Among 22 included patients, 10 presented with orbital manifestation of a systemic or autoimmune disease including 2 sarcoidosis (9%) and 8 (36%) cases of non specific OI which were reclassified in IgG4 ROD. Finally, IOIS of various clinicopathological presentation was diagnosed for 12 patients including 10 with histological documentation. Whereas relapse and resistance were not found to be related to IgG4 positivity (50% in both IOIS and IgG4 ROD groups), another treatment in addition to corticosteroids was more often necessary in IgG4 ROD patients (50%) than in IOIS patients (25%).
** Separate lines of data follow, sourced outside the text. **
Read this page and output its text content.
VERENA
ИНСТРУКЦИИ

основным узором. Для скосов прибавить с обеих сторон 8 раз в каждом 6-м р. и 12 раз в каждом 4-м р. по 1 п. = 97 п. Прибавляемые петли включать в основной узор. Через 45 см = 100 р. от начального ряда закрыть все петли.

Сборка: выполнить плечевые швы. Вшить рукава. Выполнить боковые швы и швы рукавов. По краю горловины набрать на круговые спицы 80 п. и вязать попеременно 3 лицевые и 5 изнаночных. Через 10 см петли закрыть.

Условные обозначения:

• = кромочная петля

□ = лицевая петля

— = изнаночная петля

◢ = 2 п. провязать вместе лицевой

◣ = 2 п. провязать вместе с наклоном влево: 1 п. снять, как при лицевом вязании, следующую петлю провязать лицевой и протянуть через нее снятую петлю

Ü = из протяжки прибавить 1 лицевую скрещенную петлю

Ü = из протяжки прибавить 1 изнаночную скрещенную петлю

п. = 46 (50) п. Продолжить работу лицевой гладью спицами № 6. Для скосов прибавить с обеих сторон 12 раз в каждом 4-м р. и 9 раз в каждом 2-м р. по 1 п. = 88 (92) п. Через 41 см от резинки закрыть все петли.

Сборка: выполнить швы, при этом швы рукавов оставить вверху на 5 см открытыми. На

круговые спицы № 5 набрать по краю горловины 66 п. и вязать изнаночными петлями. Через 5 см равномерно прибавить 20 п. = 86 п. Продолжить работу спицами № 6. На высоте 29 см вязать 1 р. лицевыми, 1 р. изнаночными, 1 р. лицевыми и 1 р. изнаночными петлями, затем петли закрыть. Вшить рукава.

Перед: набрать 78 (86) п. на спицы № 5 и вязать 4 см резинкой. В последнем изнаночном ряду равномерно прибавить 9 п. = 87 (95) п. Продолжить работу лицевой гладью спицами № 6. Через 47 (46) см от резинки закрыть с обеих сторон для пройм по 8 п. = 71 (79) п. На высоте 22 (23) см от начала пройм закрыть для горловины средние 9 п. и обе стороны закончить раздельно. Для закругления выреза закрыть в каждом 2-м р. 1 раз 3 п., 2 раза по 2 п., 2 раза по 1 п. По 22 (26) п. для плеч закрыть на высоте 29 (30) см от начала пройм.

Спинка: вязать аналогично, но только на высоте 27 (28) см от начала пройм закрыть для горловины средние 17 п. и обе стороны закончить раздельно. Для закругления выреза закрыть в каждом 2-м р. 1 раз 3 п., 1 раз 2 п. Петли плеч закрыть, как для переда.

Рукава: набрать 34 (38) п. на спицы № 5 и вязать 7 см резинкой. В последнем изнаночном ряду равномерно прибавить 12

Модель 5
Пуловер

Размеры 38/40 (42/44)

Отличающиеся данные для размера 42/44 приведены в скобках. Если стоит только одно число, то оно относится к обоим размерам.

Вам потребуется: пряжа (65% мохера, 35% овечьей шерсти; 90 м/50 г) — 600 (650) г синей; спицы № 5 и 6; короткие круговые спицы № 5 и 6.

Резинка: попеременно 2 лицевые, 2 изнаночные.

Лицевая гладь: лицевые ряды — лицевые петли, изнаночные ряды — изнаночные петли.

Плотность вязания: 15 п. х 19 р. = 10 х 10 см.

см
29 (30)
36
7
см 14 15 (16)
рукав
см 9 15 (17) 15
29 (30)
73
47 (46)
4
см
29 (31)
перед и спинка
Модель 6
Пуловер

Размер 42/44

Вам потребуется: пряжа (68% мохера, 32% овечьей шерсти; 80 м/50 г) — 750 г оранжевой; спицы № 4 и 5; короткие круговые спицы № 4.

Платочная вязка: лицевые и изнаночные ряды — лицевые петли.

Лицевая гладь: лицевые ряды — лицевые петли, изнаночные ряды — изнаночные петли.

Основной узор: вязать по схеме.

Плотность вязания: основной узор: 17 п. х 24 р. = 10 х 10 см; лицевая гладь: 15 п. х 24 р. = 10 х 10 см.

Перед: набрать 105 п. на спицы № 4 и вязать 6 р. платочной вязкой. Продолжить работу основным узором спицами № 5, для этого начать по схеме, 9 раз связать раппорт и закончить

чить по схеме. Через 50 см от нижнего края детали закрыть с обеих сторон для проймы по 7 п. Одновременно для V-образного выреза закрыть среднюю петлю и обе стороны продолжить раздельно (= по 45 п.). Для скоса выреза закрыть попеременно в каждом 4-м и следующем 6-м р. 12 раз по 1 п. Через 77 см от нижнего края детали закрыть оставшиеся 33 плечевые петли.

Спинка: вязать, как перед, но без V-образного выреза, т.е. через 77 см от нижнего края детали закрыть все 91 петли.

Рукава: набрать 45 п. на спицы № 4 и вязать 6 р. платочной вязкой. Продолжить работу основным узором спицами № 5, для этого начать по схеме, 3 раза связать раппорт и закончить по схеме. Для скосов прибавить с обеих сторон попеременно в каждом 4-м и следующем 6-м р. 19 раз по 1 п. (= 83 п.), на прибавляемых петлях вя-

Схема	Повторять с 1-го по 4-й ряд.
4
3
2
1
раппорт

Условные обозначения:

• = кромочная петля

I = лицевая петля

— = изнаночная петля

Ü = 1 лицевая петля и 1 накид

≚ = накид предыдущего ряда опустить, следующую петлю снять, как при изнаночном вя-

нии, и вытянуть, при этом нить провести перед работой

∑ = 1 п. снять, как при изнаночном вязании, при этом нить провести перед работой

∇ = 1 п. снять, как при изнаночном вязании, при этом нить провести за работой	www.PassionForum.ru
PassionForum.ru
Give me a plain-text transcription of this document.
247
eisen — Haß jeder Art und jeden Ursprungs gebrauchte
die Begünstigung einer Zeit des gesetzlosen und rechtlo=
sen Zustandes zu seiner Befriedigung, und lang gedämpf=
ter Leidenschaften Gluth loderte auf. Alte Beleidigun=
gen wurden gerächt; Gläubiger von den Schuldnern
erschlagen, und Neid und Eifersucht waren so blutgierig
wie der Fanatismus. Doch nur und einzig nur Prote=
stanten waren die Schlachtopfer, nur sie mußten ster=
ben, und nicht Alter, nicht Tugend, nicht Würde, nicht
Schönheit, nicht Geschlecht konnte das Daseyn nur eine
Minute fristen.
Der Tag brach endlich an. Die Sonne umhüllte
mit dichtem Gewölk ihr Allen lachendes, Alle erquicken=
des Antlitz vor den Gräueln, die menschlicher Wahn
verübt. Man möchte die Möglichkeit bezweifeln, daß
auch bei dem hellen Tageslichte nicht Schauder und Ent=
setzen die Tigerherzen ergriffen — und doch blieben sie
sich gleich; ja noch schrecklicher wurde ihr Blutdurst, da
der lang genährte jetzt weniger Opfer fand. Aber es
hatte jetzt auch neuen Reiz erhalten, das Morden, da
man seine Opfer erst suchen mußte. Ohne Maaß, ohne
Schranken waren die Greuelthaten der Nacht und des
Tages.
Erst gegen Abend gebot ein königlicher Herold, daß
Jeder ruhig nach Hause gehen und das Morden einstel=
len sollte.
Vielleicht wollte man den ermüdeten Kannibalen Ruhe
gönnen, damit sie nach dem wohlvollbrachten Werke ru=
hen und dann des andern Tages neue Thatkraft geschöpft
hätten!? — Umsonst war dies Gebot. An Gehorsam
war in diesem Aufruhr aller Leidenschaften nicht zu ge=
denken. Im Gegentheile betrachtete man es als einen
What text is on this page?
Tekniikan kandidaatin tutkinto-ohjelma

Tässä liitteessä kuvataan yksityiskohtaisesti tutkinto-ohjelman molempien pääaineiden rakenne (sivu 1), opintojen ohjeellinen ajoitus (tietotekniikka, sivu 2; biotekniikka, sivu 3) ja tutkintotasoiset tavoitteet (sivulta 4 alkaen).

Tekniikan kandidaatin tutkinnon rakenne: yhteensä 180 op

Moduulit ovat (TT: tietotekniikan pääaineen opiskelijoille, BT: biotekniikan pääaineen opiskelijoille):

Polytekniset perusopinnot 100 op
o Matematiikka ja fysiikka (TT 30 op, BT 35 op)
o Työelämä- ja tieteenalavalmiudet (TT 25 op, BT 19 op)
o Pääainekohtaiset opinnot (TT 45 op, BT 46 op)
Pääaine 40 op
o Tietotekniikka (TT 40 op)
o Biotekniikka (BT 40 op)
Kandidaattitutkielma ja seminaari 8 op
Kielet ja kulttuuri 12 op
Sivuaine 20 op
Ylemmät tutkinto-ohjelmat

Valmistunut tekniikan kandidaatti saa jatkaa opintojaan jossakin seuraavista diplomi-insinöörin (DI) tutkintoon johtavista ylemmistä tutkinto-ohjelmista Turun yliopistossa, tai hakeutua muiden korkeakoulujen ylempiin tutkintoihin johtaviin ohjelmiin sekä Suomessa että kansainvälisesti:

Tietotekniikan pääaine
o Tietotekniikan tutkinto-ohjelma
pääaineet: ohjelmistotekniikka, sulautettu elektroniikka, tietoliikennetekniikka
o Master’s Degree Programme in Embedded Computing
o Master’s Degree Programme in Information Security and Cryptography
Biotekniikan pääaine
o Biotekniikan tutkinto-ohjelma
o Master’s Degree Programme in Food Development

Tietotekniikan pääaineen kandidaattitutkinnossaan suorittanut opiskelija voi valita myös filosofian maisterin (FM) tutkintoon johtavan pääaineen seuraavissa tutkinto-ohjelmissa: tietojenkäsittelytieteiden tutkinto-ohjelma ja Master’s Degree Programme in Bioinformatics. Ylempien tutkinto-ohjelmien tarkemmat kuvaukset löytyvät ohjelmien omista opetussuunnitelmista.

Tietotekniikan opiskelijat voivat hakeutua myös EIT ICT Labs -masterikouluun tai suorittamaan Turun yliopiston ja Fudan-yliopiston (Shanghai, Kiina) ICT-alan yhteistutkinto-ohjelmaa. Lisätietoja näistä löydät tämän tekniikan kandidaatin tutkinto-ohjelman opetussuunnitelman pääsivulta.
After ruling out auto-immune orbital diseases, especially IgG4 ROD, IOIS should be discussed. Factors conditioning the corticosteroid response are yet to be determined.
描述自IgG4相关眼眶疾病(IgG4 ROD)临床实体个体化以来,在内科接受眼眶炎症(OI)检查的一系列病例。
34例患者由一个专业中心连续转诊,当病变可通过手术获取时,在该中心进行眼眶活检。14例患者因数据缺失或患有淋巴瘤、眼周黄色瘤或格雷夫斯眼病而被排除。纳入符合国际标准的全身性或自身免疫性疾病患者,或患有特发性眼眶炎症综合征(IOIS)的患者。鉴于IOIS与IgG4 ROD在组织学上存在相似性,对每例有可用活检样本的患者进行浆细胞IgG4阳性的免疫组织化学评估。报告纳入患者的临床和生物学特征、治疗及治疗反应。
在22例纳入患者中,10例表现为全身性或自身免疫性疾病的眼眶表现,包括2例结节病(9%)和8例(36%)非特异性OI,后者被重新分类为IgG4 ROD。最终,12例患者被诊断为各种临床病理表现的IOIS,其中10例有组织学记录。虽然未发现复发和耐药与IgG4阳性有关(IOIS组和IgG4 ROD组均为50%),但与IOIS患者(25%)相比,IgG4 ROD患者(50%)更常需要在使用皮质类固醇之外采用其他治疗。
在排除自身免疫性眼眶疾病,尤其是IgG4 ROD后,应讨论IOIS。影响皮质类固醇反应的因素尚待确定。